Several financial industry trade associations that oppose the Labor Department's fiduciary rule have maximized their campaign spending on the author of legislation that would kill the rule.
In the first half of year, the Financial Services Institute, the Securities Industry and Financial Markets Association, the Investment Company Institute and the National Association of Insurance and Financial Advisors have each contributed $10,000 to Rep. Ann Wagner, R-Mo., whose bill would eliminate the DOL regulation and replace it with a best-interest advice standard for brokers outlined in the measure. The figures are contained in the groups' filings with the Federal Election Commission.
Under campaign finance rules, a political action committee of an interest group can donate $5,000 per election — primary and general — during a campaign cycle. The 2018 campaign cycle runs from Jan. 1, 2017, through Dec. 31, 2018.
A discussion draft of Ms. Wagner's bill was debated by the House Financial Services Committee at a July 13 hearing. Four of the five witnesses at the session were opponents of the DOL rule who were chosen by the panel's majority Republicans. They included industry officials representing FSI, SIFMA and the American Council of Life Insurers, which has contributed $7,500 to Ms. Wagner.
Critics of Ms. Wagner's legislation contend that its disclosure-based best-interest standard for brokers is a weak substitute for the DOL rule, which they say mitigates broker conflicts of interest that can lead to the sales of inappropriate high-fee products that erode savings. No Democratic lawmaker backed Ms. Wagner's bill at the hearing.

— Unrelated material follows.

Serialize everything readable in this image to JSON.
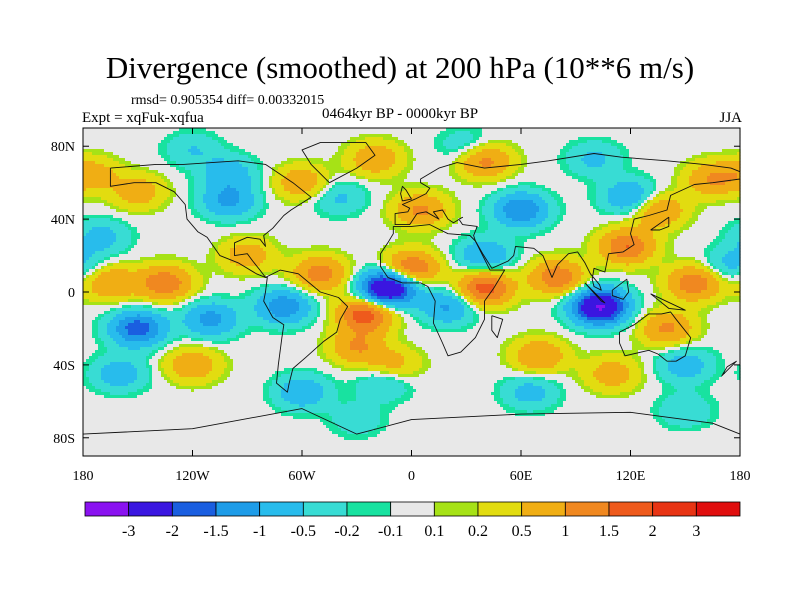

Opponents of the DOL rule say that it is too complex and costly and will force brokers to abandon savers with small accounts. They also say that the Securities and Exchange Commission should take the lead on advice standards. Ms. Wagner's bill requires the SEC to promulgate the broker best-interest standard.
As she departed the hearing, Ms. Wagner denied that she wrote her bill to curry favor with industry critics of the DOL rule.
"Absolutely not," she told reporters. "We work with all [groups]. It's my job as a legislator to make sure that my constituents and the retail investors are taken care of. My sole purpose through this really five-year journey [of promulgating the DOL rule] has been to protect low- and middle-income investors because they are the ones that are being hurt the most by this onerous, overreach, federal government, Washington-knows-best Department of Labor fiduciary rule."
Ms. Wagner's congressional district encompasses the suburbs of St. Louis, which is the headquarters of several brokerages, including Edward Jones, Stifel, Scottrade and Wells Fargo Advisors.
Donations to Ms. Wagner's campaign are not meant to buy a bill, according to Dale Brown, FSI president and chief executive.
"We make contributions from our PAC to support candidates — both Democrats and Republicans — who share our view on the importance of access to advice for small investors," Mr. Brown said following the hearing.
The FSI spends money on both sides of the aisle. For instance, it has contributed $2,500 to Rep. Maxine Waters, D-Calif. and ranking member of the House Financial Services Committee, who opposes Ms. Wagner's bill and has been a stalwart supporter of the DOL rule. The NAIFA contributed to $5,000 to Ms. Waters.
Another high-ranking Democrat on the House financial panel, Rep. Carolyn Maloney of New York, has received campaign donations from the Insured Retirement Institute ($2,500), ICI ($8,000) and NAIFA ($2,500).
Brokerage industry trade associations give much more to all lawmakers' campaigns than organizations that represent investment advisers. Total spending in the 2018 cycle for FSI ($100,500), SIFMA ($246,000), ACLI ($412,500) and ICI ($741,000) dominates that of the Investment Adviser Association ($3,000), and the Financial Planning Association ($35,500).
There is the same disparity in lobbying expenditures, according to the Office of the House Clerk. For instance, in the first half of 2017, FSI ($300,000), IRI ($210,000), SIFMA ($3.4 million), NAIFA ($1.1 million) and ACLI ($2.1 million) spent many multiples more than IAA ($85,000) and FPA ($30,000).